In brief, in a bimanual multi-frequency task where individuals were required to produce different spatial temporal patterns simultaneously with both wrists the distortions occurred predominantly at the slower moving wrist in dominant left- and right-handers. This indicated that the source of interference is primarily due to limb assignment and not to limb dominance. Note, in the current experiment, the moving limbs were covered and Lissajous plots as a source of perceptual information directed the attention toward the movement output and minimized the attentional control of the moving limbs. This changes the way in which movements are controlled, because individuals do not have to split attention between the direct vision of the limbs and the produced effects by the limbs. This is consistent with research of internal and external focus of attention which provided strong evidence that the tendency to control the limb motion has a negative impact on performance (Shea et al. 2016; Wulf 2007 for reviews).

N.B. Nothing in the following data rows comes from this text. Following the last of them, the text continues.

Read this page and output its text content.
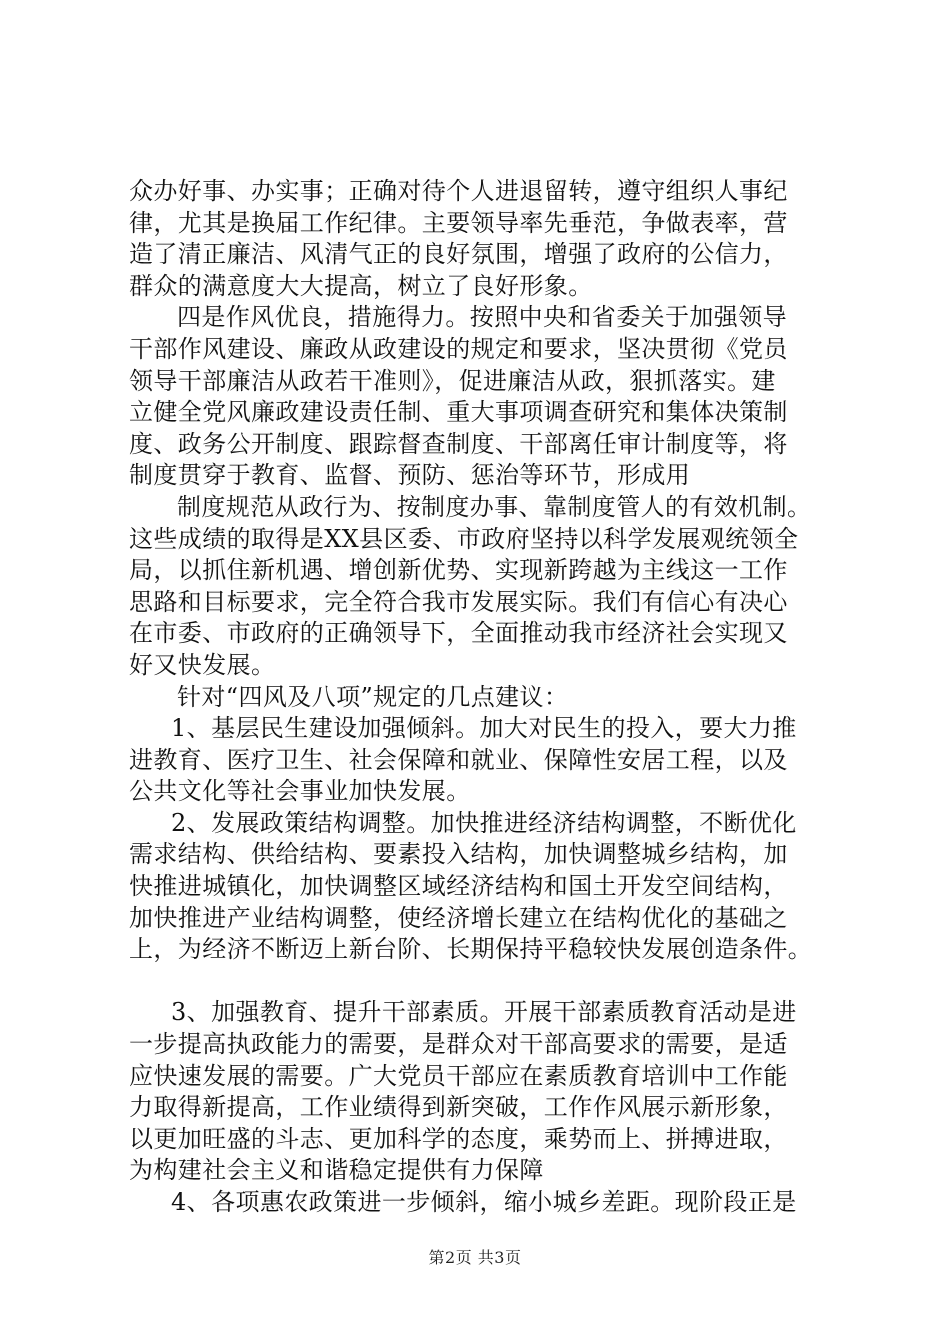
众办好事、办实事；正确对待个人进退留转，遵守组织人事纪
律，尤其是换届工作纪律。主要领导率先垂范，争做表率，营
造了清正廉洁、风清气正的良好氛围，增强了政府的公信力，
群众的满意度大大提高，树立了良好形象。
四是作风优良，措施得力。按照中央和省委关于加强领导
干部作风建设、廉政从政建设的规定和要求，坚决贯彻《党员
领导干部廉洁从政若干准则》，促进廉洁从政，狠抓落实。建
立健全党风廉政建设责任制、重大事项调查研究和集体决策制
度、政务公开制度、跟踪督查制度、干部离任审计制度等，将
制度贯穿于教育、监督、预防、惩治等环节，形成用
制度规范从政行为、按制度办事、靠制度管人的有效机制。
这些成绩的取得是XX县区委、市政府坚持以科学发展观统领全
局，以抓住新机遇、增创新优势、实现新跨越为主线这一工作
思路和目标要求，完全符合我市发展实际。我们有信心有决心
在市委、市政府的正确领导下，全面推动我市经济社会实现又
好又快发展。
针对“四风及八项”规定的几点建议：
1、基层民生建设加强倾斜。加大对民生的投入，要大力推
进教育、医疗卫生、社会保障和就业、保障性安居工程，以及
公共文化等社会事业加快发展。
2、发展政策结构调整。加快推进经济结构调整，不断优化
需求结构、供给结构、要素投入结构，加快调整城乡结构，加
快推进城镇化，加快调整区域经济结构和国土开发空间结构，
加快推进产业结构调整，使经济增长建立在结构优化的基础之
上，为经济不断迈上新台阶、长期保持平稳较快发展创造条件。
3、加强教育、提升干部素质。开展干部素质教育活动是进
一步提高执政能力的需要，是群众对干部高要求的需要，是适
应快速发展的需要。广大党员干部应在素质教育培训中工作能
力取得新提高，工作业绩得到新突破，工作作风展示新形象，
以更加旺盛的斗志、更加科学的态度，乘势而上、拼搏进取，
为构建社会主义和谐稳定提供有力保障
4、各项惠农政策进一步倾斜，缩小城乡差距。现阶段正是
第2页 共3页
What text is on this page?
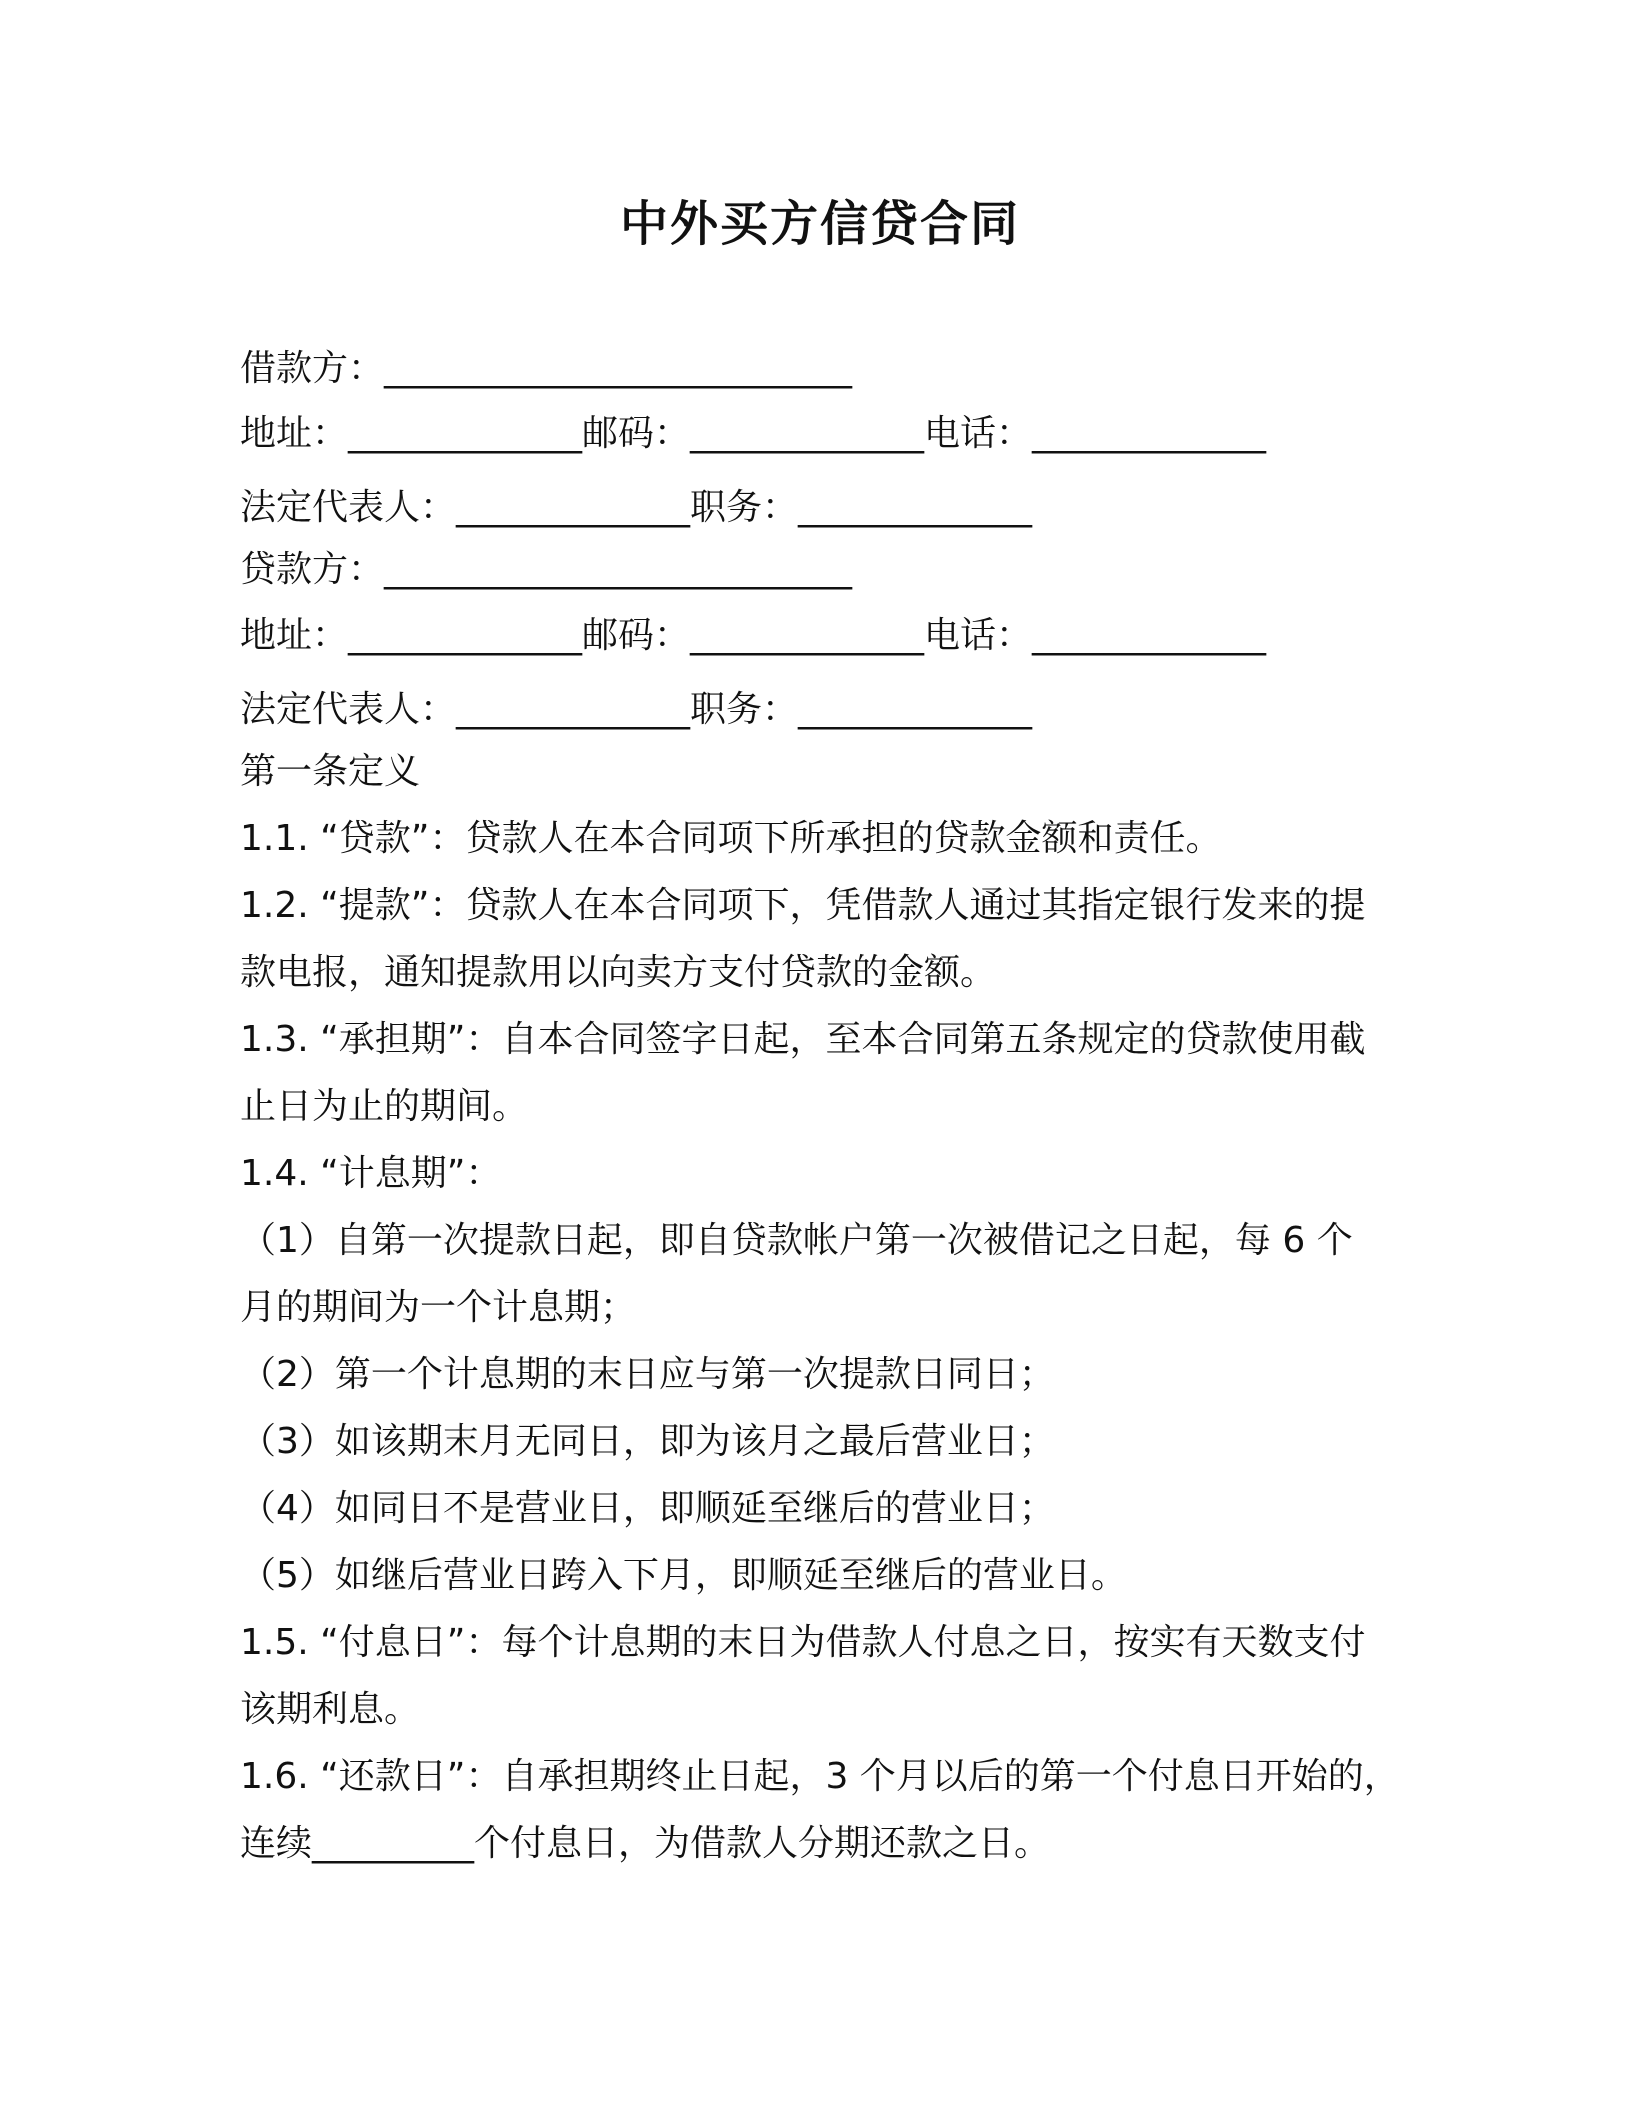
中外买方信贷合同
借款方：__________________________
地址：_____________邮码：_____________电话：_____________
法定代表人：_____________职务：_____________
贷款方：__________________________
地址：_____________邮码：_____________电话：_____________
法定代表人：_____________职务：_____________
第一条定义
1.1. “贷款”：贷款人在本合同项下所承担的贷款金额和责任。
1.2. “提款”：贷款人在本合同项下，凭借款人通过其指定银行发来的提
款电报，通知提款用以向卖方支付贷款的金额。
1.3. “承担期”：自本合同签字日起，至本合同第五条规定的贷款使用截
止日为止的期间。
1.4. “计息期”：
（1）自第一次提款日起，即自贷款帐户第一次被借记之日起，每 6 个
月的期间为一个计息期；
（2）第一个计息期的末日应与第一次提款日同日；
（3）如该期末月无同日，即为该月之最后营业日；
（4）如同日不是营业日，即顺延至继后的营业日；
（5）如继后营业日跨入下月，即顺延至继后的营业日。
1.5. “付息日”：每个计息期的末日为借款人付息之日，按实有天数支付
该期利息。
1.6. “还款日”：自承担期终止日起，3 个月以后的第一个付息日开始的，
连续_________个付息日，为借款人分期还款之日。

Indeed, theoretical perspectives on bimanual coordination such as the HKB-model (Haken et al. 1985) propose speed is a crucial control parameter that forces the motor system into a different state. Further research can determine the stability of the pattern in the current experiment that the slower limb is affected by the faster limb by increasing the speed (see Bogacz 2005; Treffner and Turvey 1993). Another subject for further research to determine the effect of asymmetry in bimanual control should be to examine the impact of involuntary muscle co-activation with one body side when the contralateral side has to perform an intended movement (Brun et al. 2015). How large the portion of variance of involuntary muscle co-activation is associated with activation of the muscles in the contralateral limb can be observed in involuntary electromyography (EMG). Extending the previous experiment conducted by Kennedy et al. (2016) by the factor hand dominance, our results with strong left- and right-handers suggest that different movement frequencies in a dynamical bimanual multi-frequency movement task haves a higher impact on performance asymmetry than handedness.